A Protein-Rich Breakfast May Lead To A Lunch With Fewer Calories
April 28, 2014

A Protein-Rich Breakfast May Lead To A Lunch With Fewer Calories

Brett Smith for redOrbit.com - Your Universe Online

A growing body of research is suggesting that a protein-heavy breakfast is an ideal start to the day and a new study being presented at American Society for Nutrition's Experimental Biology 2014 conference in San Diego this week has found that a breakfast of turkey sausage and eggs provided longer-lasting feelings of fullness compared to a breakfast of cereal or pancakes.

Conducted by sausage-maker Hillshire Farms, the new study compared six different breakfast options: three commercially-prepared sausage-and-egg bowls containing 40, 23 and 9 grams of protein – as well as a cereal breakfast with 8 grams of protein, a pancake breakfast with 3 grams of protein or no breakfast at all.

"There is great value in understanding protein's true power when optimal amounts are consumed. Protein is top of mind, but consumers should be more informed about how much protein they need at each meal occasion so they can maximize benefits, like hunger control," said Dr. Kristin Harris, head of nutrition research at Hillshire Brands.

Volunteers had been instructed to score their level of hunger before breakfast time and at 30-minute time periods over the course of four hours. After that time period, a pasta lunch was provided and participants were instructed to eat until adequately full. Volunteers who ate the higher-protein breakfasts had elevated appetite ratings during the entire morning and they ate fewer calories at lunch, compared to those who ate cereal and pancake breakfasts or no breakfast at all.

The Hillshire Farms researchers noted that their study involved “commercially prepared breakfast meals,” which is another way of saying processed food and a study released last year found a link between some processed meat and increased risk of death from any cause.

“Risks of dying earlier from cancer and cardiovascular disease also increased with the amount of processed meat eaten,” lead author Sabine Rohrmann, of the University of Zurich, said in a statement in March 2013. “Overall, we estimate that 3 percent of premature deaths each year could be prevented if people ate less than 20 grams processed meat per day.”

The study's authors define processed meat as meat that has been treated in some way to extend its shelf life, change its taste, or make it more palatable.

While people who ate greater amounts of processed meat were also more likely to smoke, be overweight and have other relevant risk factors - the scientists included these further risk factors and still discovered that processed meat had a bad influence on long-term health outcomes.

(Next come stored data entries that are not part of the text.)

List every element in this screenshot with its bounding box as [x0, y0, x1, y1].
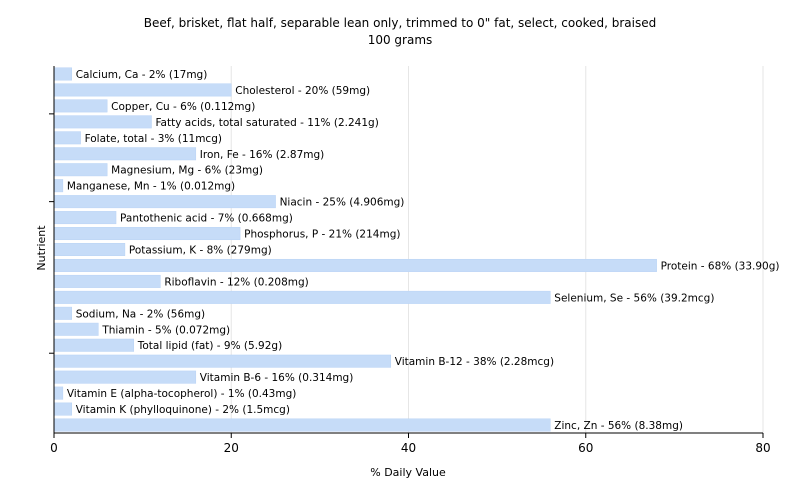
bar-10 [53, 227, 241, 241]
chart-title: Beef, brisket, flat half, separable lean… [144, 16, 656, 30]
bar-label-2: Copper, Cu - 6% (0.112mg) [111, 101, 255, 113]
bar-18 [53, 354, 392, 368]
bar-label-21: Vitamin K (phylloquinone) - 2% (1.5mcg) [76, 404, 290, 416]
bar-3 [53, 115, 152, 129]
x-tick-label-20: 20 [224, 441, 239, 455]
bar-label-4: Folate, total - 3% (11mcg) [85, 133, 222, 145]
bar-2 [53, 99, 108, 113]
bar-label-22: Zinc, Zn - 56% (8.38mg) [554, 420, 683, 432]
bar-9 [53, 211, 117, 225]
bar-1 [53, 83, 232, 97]
bar-16 [53, 322, 99, 336]
bar-17 [53, 338, 135, 352]
bar-4 [53, 131, 81, 145]
axes: 0 20 40 60 80 [49, 66, 771, 455]
bar-label-10: Phosphorus, P - 21% (214mg) [244, 229, 400, 241]
bars [53, 67, 657, 432]
bar-22 [53, 418, 551, 432]
bar-5 [53, 147, 197, 161]
bar-12 [53, 258, 657, 272]
bar-13 [53, 274, 161, 288]
bar-label-18: Vitamin B-12 - 38% (2.28mcg) [395, 356, 554, 368]
x-tick-label-40: 40 [401, 441, 416, 455]
bar-label-11: Potassium, K - 8% (279mg) [129, 245, 272, 257]
bar-20 [53, 386, 64, 400]
bar-7 [53, 179, 64, 193]
bar-label-5: Iron, Fe - 16% (2.87mg) [200, 149, 324, 161]
bar-8 [53, 195, 276, 209]
grid-lines [230, 66, 764, 433]
x-tick-label-80: 80 [755, 441, 770, 455]
bar-11 [53, 243, 126, 256]
x-tick-label-60: 60 [578, 441, 593, 455]
bar-label-13: Riboflavin - 12% (0.208mg) [164, 276, 308, 288]
bar-0 [53, 67, 72, 81]
bar-6 [53, 163, 108, 177]
bar-label-6: Magnesium, Mg - 6% (23mg) [111, 165, 263, 177]
bar-label-19: Vitamin B-6 - 16% (0.314mg) [200, 372, 354, 384]
bar-label-15: Sodium, Na - 2% (56mg) [76, 308, 205, 320]
x-tick-label-0: 0 [50, 441, 58, 455]
bar-label-7: Manganese, Mn - 1% (0.012mg) [67, 181, 235, 193]
bar-label-12: Protein - 68% (33.90g) [661, 260, 780, 272]
chart-subtitle: 100 grams [368, 33, 433, 47]
bar-label-16: Thiamin - 5% (0.072mg) [101, 324, 230, 336]
y-axis-label: Nutrient [35, 225, 48, 271]
bar-21 [53, 402, 72, 416]
bar-14 [53, 290, 551, 304]
bar-label-14: Selenium, Se - 56% (39.2mcg) [554, 292, 714, 304]
bar-label-0: Calcium, Ca - 2% (17mg) [76, 69, 208, 81]
bar-label-8: Niacin - 25% (4.906mg) [280, 197, 405, 209]
bar-label-17: Total lipid (fat) - 9% (5.92g) [137, 340, 282, 352]
bar-label-1: Cholesterol - 20% (59mg) [235, 85, 370, 97]
bar-label-9: Pantothenic acid - 7% (0.668mg) [120, 213, 293, 225]
x-axis-label: % Daily Value [370, 466, 446, 479]
bar-label-20: Vitamin E (alpha-tocopherol) - 1% (0.43m… [67, 388, 296, 400]
bar-label-3: Fatty acids, total saturated - 11% (2.24… [155, 117, 378, 129]
bar-labels: Calcium, Ca - 2% (17mg) Cholesterol - 20%… [67, 69, 780, 432]
bar-19 [53, 370, 197, 384]
bar-15 [53, 306, 72, 320]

The 2013 report noted that that the National Institutes of Health-American Association of Retired Persons (NIH-AARP) has found a connection between intake of either red and processed meat and an increased mortality risk – albeit a stronger risk correlation for red meat over processed meat.

“This research adds to the body of scientific evidence highlighting the health risks of eating processed meat,” Dr. Rachel Thompson, from the World Cancer Research Fund, told the BBC News last year. “Our research, published in 2007 and subsequently confirmed in 2011, shows strong evidence that eating processed meat, such as bacon, ham, hot dogs, salami and some sausages, increases the risk of getting bowel cancer.”